‘If so, I am heartily obliged to you for it! The shock was welcome that brought me home. A governess? Oh! I had rather be a scullery-maid, than go on as I was doing there!’
‘Then you did not care for him?’
‘Never! But he pestered me, Rashe pestered me; nobody cared for me—I—I—’ and she sobbed a long, tearless sob.
‘Ha!’ said Owen, gravely and kindly, ‘then there was something in the Fulmort affair after all. Lucy, I am going away; let me hear it for once. If I ever come back, I will not be so heedless of you as I have been. If he have been using you ill!’
‘I used him ill,’ said Lucy, in an inward voice.
‘Nothing more likely!’ muttered Owen, in soliloquy. ‘But how is it, Cilla: can’t you make him forgive?’
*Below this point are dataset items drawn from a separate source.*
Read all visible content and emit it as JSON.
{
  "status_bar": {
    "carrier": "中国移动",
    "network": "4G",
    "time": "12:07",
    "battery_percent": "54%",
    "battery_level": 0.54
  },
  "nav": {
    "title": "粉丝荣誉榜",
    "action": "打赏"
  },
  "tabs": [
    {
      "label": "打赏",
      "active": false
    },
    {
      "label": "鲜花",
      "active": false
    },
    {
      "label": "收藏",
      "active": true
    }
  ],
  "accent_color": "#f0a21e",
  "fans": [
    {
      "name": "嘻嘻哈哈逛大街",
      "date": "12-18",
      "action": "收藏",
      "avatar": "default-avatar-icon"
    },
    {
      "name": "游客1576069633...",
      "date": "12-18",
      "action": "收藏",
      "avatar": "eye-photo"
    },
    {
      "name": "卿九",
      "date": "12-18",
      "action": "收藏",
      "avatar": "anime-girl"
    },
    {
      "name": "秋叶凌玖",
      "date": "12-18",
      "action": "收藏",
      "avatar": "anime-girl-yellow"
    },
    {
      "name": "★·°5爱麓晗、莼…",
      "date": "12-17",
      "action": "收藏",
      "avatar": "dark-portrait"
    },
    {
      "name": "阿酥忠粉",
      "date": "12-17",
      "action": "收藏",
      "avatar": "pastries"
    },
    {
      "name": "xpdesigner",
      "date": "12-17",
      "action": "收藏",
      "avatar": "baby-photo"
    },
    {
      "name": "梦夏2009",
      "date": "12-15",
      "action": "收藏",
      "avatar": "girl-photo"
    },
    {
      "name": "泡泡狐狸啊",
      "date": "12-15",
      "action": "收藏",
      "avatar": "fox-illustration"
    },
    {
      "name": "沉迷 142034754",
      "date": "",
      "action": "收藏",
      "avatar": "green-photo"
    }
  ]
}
‘He does, but as Honor forgives you. You know it was no engagement. I worked him up to desperation last year. Through Phœbe, I was warned that he would not stand my going to Ireland. I answered that it was no concern of his; I defied him to be able to break with me. They bothered me so that I was forced to go to spite them. He thought—I can’t wonder at it—that I was irreclaimable; he was staying here, was worked on by the sight of this horrible district, and, between pique and goodness run mad, has devoted self and fortune. He gave me to understand that he has made away with every farthing. I don’t know if he would wish it undone.’
She spoke into the knapsack, jerking out brief sentences.